Não nos esqueçamos que os EUA seguem com a base militar, uma influência grande na oligarquia e a embaixada já articula ações anti populares desde antes da posse. Nenhuma confiança que Washington mudou a avaliação sobre a América Central e que fará de tudo para destruir essa chama de esperança. A partir de hoje somente com essa energia acumulada da luta popular para sustentar um governo popular e que consiga construir um caminho autônomo em relação ao imperialismo dos EUA e em aliança com os demais povos da América Latina.

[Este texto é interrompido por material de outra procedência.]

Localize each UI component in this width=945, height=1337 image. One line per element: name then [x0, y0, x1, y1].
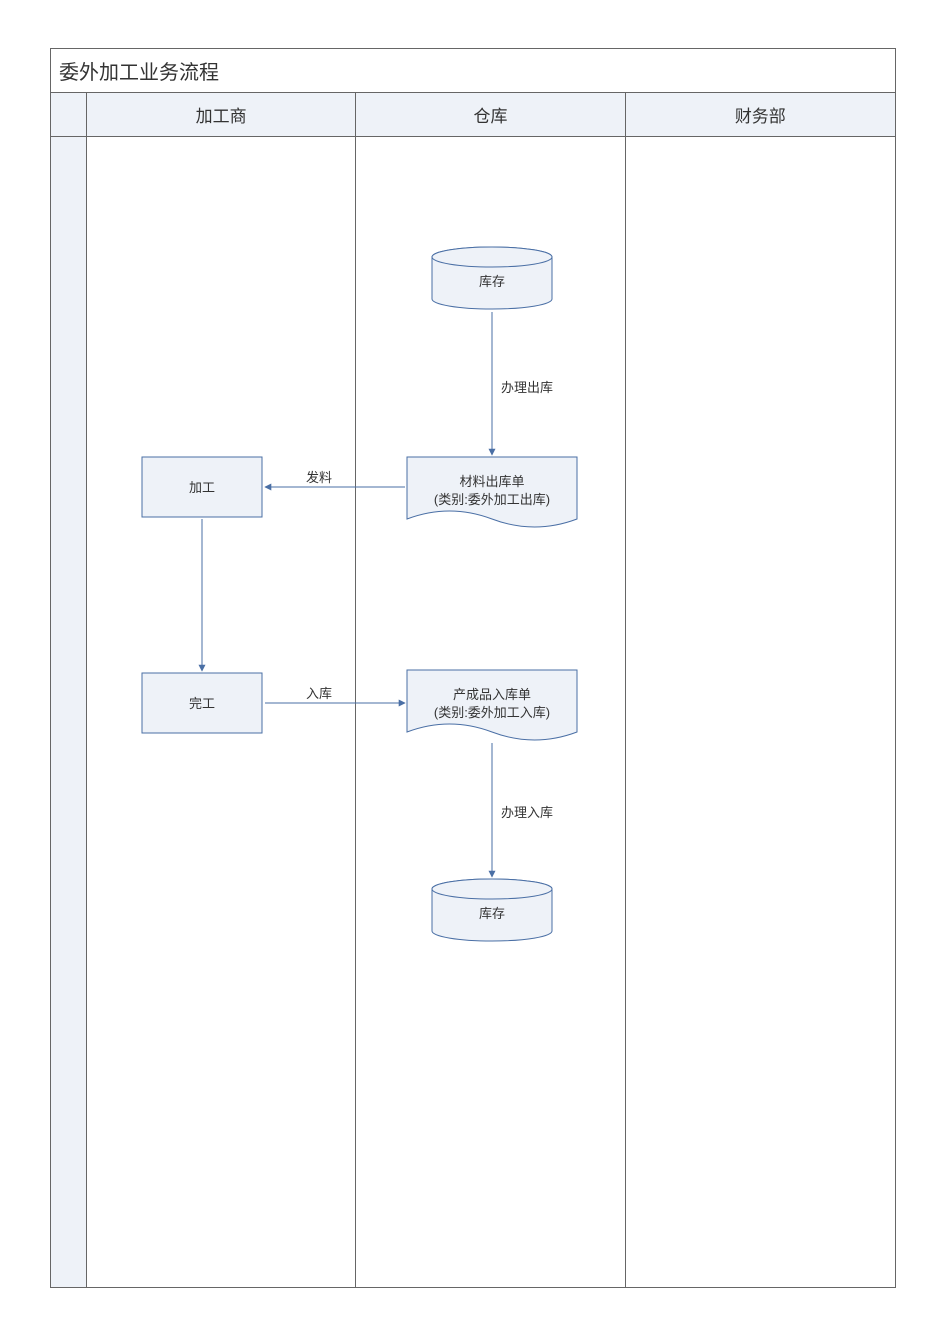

Que as organizações populares, partidos do campo progressista em especial o Libre, a força contundente dessa resistência popular consigam construir uma relação de pressão para as mudanças, sustentação contra os esforços golpistas já atuantes e tenham muita capacidade de forjar um futuro que combine a luta popular, a iniciativa das massas, a unidade da resistência e a combinação das lutas de massa com a atuação eleitora. Que o povo hondurenho nos ajude a encontrar caminhos de resistência e luta popular pelo exemplo e disposição de luta. Que a esperança se faça matéria e ação. Viva esse dia da vitória do povo de Honduras!

*Ronaldo Pagotto é advogado. Integra o Projeto Brasil Popular e a Consulta Popular – Um Passo a Frente. Em 2010 e 2011 acompanhou em quase 80 dias a resistência popular hondurenha.

**Este é um artigo de opinião. A visão do autor não necessariamente expressa a linha editorial do jornal Brasil de Fato.